Cependant la première troupe d’assiégeants, étonnée de son succès, l’avait suivi jusqu’au bout. Cinq-Mars, conseillé par le vieux Coislin, avait fait le tour du bastion, et ils virent tous deux avec chagrin qu’il était entièrement séparé de la ville, et que leur avantage ne pouvait se poursuivre. Ils revinrent donc sur la plate-forme, lentement et en causant, rejoindre de Thou et l’abbé de Gondi, qu’ils trouvèrent riant avec les jeunes Chevau-légers.

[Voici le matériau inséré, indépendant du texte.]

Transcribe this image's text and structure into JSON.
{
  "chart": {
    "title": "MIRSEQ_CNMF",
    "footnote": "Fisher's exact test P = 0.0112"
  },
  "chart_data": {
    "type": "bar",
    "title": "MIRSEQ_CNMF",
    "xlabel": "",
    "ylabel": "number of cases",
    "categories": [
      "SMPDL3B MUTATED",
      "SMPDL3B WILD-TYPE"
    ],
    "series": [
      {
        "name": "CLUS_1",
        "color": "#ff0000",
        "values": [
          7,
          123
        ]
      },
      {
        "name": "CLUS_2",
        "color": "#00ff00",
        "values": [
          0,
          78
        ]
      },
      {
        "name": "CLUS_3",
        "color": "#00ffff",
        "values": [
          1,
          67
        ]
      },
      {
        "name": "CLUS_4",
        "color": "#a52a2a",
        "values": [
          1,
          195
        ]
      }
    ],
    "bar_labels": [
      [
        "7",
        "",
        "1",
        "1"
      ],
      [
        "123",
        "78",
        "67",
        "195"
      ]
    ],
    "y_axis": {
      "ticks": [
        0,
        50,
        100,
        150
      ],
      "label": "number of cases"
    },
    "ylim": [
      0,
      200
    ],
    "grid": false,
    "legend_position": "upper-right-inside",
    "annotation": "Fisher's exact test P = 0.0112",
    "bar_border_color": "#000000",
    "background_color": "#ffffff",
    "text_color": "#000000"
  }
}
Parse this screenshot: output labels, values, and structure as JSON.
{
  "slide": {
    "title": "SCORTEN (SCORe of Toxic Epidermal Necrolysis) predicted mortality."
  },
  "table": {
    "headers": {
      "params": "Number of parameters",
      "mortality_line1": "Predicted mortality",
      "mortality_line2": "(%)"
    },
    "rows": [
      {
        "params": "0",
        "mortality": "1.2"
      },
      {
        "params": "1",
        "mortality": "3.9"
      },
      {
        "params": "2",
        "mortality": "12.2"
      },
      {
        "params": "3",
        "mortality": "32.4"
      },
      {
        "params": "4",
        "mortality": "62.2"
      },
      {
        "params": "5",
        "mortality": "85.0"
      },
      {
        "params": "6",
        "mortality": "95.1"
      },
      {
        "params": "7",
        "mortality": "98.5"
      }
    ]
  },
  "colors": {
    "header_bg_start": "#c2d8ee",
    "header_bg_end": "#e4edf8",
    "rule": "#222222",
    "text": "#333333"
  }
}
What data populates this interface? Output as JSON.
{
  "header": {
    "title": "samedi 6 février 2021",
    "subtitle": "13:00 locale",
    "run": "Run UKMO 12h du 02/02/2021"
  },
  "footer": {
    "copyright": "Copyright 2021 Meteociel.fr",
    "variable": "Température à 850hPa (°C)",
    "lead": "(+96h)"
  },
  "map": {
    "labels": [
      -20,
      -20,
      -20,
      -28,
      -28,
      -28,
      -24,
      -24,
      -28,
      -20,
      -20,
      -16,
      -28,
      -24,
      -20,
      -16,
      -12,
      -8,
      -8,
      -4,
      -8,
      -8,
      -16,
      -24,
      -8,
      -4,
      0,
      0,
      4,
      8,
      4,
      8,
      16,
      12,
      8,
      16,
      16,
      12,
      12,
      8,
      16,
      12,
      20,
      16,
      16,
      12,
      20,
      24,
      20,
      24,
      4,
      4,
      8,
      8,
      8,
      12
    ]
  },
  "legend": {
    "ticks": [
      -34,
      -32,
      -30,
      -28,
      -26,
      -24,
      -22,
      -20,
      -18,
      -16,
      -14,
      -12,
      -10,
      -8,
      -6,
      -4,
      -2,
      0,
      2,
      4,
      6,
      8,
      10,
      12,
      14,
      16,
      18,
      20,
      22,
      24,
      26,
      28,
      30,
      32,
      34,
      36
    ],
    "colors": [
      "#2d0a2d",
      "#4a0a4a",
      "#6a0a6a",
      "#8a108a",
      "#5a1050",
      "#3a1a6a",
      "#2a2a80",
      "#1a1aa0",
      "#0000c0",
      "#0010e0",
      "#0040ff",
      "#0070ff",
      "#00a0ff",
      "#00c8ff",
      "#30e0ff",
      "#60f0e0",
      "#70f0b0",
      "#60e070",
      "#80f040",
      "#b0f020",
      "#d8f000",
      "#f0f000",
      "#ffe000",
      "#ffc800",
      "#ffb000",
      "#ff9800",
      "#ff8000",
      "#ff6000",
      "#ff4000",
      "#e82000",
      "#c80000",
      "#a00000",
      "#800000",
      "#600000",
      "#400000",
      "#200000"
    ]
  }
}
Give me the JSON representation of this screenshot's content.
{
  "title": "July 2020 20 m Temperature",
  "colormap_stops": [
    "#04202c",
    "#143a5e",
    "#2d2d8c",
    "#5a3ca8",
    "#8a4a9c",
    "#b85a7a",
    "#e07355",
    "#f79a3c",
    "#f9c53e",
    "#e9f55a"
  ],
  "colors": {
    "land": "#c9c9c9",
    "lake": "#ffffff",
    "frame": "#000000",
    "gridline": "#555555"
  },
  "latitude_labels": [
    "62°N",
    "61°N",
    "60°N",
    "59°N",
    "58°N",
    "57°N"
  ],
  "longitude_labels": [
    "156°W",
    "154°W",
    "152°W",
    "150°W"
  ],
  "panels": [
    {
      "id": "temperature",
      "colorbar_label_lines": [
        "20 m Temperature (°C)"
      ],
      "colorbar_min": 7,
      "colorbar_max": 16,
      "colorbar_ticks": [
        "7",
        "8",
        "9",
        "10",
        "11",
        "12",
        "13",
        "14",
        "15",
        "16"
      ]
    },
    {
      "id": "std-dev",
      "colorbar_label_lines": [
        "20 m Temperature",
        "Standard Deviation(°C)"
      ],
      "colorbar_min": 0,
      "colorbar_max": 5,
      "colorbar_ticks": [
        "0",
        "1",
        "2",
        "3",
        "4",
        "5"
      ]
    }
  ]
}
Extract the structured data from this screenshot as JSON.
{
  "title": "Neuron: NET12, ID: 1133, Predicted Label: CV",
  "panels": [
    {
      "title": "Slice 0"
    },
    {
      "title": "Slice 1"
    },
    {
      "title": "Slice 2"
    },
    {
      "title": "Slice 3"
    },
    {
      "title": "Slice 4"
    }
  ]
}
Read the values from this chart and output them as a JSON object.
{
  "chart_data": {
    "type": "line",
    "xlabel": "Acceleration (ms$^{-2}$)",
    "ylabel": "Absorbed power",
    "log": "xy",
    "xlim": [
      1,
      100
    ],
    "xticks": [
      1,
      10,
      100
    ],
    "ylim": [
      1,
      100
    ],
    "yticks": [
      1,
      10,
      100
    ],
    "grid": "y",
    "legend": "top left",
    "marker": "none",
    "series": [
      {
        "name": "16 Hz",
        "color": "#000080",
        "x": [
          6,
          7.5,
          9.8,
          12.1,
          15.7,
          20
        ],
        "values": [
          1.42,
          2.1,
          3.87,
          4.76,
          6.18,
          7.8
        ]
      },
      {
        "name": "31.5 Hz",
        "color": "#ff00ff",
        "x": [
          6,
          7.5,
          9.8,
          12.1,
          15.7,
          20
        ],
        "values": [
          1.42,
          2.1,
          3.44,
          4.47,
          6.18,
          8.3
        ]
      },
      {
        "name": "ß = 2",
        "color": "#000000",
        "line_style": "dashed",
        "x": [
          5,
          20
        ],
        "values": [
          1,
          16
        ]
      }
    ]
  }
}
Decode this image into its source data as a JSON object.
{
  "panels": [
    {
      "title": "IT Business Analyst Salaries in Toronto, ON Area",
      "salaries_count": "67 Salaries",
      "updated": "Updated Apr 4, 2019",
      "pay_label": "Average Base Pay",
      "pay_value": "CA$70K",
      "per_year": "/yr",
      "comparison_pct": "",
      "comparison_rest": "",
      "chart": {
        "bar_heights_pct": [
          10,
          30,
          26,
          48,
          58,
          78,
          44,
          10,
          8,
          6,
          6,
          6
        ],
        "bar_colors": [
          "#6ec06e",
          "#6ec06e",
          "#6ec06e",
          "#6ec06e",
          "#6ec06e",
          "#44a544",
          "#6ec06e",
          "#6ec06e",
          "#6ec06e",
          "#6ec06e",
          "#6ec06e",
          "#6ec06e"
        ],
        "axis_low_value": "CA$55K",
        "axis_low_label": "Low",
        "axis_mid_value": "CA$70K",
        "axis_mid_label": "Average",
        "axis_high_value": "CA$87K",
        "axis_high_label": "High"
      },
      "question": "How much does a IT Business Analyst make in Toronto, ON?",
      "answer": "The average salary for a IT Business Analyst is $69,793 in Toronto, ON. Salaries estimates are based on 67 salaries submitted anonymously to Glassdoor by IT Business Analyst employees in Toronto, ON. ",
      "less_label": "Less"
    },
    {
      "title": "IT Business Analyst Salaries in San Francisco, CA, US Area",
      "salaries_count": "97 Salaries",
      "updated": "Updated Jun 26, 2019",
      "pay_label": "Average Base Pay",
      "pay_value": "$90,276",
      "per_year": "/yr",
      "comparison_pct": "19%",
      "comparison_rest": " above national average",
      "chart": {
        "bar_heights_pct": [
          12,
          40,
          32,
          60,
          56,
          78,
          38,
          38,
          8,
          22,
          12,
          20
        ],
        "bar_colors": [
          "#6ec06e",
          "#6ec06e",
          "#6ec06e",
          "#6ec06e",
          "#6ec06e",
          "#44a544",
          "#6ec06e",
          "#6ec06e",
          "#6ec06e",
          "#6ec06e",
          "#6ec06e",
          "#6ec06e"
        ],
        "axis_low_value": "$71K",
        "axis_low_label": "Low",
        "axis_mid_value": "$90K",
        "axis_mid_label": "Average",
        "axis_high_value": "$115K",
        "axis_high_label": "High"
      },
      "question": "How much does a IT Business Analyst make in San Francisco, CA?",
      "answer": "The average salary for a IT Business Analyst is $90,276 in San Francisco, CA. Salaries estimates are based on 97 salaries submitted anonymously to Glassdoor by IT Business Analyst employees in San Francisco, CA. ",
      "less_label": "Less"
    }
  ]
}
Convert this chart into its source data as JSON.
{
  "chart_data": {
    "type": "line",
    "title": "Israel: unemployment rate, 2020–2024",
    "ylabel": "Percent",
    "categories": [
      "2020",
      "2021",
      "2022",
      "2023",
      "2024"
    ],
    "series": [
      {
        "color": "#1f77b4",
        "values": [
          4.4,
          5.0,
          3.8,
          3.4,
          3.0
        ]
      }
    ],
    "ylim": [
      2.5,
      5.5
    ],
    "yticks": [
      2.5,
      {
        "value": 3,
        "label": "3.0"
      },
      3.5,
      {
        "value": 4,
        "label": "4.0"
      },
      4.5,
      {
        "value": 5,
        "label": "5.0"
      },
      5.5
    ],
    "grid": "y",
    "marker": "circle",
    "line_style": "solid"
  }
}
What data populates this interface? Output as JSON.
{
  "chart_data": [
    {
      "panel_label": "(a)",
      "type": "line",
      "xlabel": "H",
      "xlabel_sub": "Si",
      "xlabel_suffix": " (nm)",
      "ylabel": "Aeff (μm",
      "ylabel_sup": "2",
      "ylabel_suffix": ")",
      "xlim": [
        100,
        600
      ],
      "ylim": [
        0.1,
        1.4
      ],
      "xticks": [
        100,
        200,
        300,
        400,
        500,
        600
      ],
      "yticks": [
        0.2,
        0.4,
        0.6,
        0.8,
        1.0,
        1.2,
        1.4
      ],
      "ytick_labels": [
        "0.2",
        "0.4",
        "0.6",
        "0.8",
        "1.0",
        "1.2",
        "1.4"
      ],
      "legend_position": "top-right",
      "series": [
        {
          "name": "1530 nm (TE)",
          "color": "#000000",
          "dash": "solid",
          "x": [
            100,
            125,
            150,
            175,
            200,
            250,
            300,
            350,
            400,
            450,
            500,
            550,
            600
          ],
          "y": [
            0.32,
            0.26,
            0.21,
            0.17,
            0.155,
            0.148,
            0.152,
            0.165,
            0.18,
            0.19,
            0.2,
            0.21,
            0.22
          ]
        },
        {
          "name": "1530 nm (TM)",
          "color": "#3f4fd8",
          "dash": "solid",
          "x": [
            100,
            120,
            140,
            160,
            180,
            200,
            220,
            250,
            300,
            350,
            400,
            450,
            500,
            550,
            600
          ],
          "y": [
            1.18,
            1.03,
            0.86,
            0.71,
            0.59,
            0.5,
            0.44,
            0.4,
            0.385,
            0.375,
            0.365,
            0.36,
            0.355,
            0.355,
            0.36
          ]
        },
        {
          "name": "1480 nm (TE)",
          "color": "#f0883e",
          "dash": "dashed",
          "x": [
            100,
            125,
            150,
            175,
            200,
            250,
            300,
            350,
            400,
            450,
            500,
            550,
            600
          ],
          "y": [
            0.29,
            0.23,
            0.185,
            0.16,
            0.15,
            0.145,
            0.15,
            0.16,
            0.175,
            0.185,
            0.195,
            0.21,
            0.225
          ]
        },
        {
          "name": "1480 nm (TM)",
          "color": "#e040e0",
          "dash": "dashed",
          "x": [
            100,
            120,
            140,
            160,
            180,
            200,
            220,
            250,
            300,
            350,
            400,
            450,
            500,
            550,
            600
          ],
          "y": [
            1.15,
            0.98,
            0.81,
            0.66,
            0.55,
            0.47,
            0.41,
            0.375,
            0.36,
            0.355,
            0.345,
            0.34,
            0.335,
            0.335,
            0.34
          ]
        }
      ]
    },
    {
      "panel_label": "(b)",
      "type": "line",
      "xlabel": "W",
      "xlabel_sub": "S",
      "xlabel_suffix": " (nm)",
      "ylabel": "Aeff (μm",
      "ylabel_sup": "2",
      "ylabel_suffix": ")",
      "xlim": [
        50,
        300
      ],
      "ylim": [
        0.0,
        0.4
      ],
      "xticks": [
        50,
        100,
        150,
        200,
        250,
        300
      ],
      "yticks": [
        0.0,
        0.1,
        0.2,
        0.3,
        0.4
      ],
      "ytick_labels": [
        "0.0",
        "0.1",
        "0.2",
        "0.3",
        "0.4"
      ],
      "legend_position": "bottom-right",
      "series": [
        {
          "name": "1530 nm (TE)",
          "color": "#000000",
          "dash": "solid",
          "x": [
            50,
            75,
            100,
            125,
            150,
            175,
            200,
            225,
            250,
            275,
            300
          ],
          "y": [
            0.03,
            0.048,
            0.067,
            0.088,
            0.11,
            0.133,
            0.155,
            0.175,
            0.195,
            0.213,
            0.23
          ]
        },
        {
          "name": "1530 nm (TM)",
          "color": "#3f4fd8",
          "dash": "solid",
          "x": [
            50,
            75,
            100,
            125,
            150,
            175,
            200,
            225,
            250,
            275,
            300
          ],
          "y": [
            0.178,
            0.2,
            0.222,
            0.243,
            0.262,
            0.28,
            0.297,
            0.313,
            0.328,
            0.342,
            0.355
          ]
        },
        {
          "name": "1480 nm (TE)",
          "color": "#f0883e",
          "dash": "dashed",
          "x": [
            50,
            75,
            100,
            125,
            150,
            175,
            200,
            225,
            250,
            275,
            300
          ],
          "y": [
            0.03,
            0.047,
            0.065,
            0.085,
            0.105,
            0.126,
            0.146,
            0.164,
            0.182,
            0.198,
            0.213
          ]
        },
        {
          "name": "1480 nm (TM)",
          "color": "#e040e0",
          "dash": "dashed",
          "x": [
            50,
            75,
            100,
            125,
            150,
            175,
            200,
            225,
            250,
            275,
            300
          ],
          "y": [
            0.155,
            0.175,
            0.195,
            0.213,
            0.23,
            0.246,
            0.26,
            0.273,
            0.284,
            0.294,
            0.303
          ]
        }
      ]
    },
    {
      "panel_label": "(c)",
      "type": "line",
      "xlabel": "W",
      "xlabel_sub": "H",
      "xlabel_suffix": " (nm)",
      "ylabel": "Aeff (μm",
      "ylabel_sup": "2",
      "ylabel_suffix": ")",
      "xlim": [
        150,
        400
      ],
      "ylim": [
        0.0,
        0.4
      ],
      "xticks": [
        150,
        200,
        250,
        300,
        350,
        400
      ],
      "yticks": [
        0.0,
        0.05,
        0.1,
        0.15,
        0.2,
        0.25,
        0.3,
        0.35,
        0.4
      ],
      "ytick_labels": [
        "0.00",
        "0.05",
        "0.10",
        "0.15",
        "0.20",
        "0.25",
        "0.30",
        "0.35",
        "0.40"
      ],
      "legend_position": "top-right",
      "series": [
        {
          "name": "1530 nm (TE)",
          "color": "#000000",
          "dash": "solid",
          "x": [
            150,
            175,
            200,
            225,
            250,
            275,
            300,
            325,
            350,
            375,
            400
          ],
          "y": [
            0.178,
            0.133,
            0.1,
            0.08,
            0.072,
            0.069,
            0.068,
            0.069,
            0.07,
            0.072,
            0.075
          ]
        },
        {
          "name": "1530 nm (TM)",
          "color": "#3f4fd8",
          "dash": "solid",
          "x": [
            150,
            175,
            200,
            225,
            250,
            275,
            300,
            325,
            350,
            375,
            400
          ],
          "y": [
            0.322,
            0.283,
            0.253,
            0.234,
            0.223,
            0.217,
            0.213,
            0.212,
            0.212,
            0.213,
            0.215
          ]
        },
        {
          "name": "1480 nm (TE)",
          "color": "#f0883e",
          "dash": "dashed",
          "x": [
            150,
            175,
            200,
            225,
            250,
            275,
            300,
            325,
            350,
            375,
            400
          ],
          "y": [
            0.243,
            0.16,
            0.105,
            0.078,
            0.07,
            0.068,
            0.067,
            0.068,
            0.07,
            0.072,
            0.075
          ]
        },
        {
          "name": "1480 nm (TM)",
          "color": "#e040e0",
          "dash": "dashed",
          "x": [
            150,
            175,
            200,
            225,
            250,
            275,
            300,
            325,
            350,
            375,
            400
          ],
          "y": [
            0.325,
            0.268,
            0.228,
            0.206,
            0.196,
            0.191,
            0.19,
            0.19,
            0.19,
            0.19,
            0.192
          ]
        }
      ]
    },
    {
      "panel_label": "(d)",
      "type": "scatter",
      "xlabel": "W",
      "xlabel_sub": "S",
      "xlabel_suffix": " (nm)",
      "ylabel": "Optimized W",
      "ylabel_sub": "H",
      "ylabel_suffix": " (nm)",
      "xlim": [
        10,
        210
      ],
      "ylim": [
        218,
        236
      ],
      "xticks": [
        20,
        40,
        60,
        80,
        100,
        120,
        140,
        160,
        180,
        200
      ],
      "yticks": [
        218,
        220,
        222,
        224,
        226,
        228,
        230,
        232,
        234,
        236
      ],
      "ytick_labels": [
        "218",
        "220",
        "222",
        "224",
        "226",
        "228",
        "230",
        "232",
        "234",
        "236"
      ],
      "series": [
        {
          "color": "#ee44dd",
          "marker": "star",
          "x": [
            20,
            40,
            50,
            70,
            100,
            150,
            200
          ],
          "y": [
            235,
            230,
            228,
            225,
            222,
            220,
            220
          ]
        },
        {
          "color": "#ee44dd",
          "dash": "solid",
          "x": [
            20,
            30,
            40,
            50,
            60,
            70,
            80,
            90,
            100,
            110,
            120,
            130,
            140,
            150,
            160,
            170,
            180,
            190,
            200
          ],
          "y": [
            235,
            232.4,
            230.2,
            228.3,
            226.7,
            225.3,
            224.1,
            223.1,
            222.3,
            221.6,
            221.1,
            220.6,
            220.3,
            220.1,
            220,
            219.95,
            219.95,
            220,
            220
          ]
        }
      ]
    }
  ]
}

— Nous avions avec nous la Religion et la Justice, messieurs, nous ne pouvions pas manquer de triompher.

— Comment donc ? mais c’est qu’elles ont frappé aussi fort que nous !

Ils se turent à l’approche de Cinq-Mars, et restèrent un instant à chuchoter et à demander son nom ; puis tous l’entourèrent et lui prirent la main avec transport.

— Messieurs, vous avez raison, dit le vieux capitaine ; c’est, comme disaient nos pères, le mieux faisant de la journée. C’est un volontaire qui doit être présenté aujourd’hui au Roi par le Cardinal.

— Par le Cardinal ! nous le présenterons nous-mêmes ; ah ! qu’il ne soit pas Cardinaliste[1], il est trop brave garçon pour cela, disaient avec vivacité tous ces jeunes gens.

— Monsieur, je vous en dégoûterai bien, moi, dit Olivier d’Entraigues en s’approchant, car j’ai été son page, et je le connais parfaitement. Servez plutôt dans les Compagnies Rouges ; allez, vous aurez de bons camarades.

  1. La France et l’armée étaient divisées en Royalistes et Cardinalistes.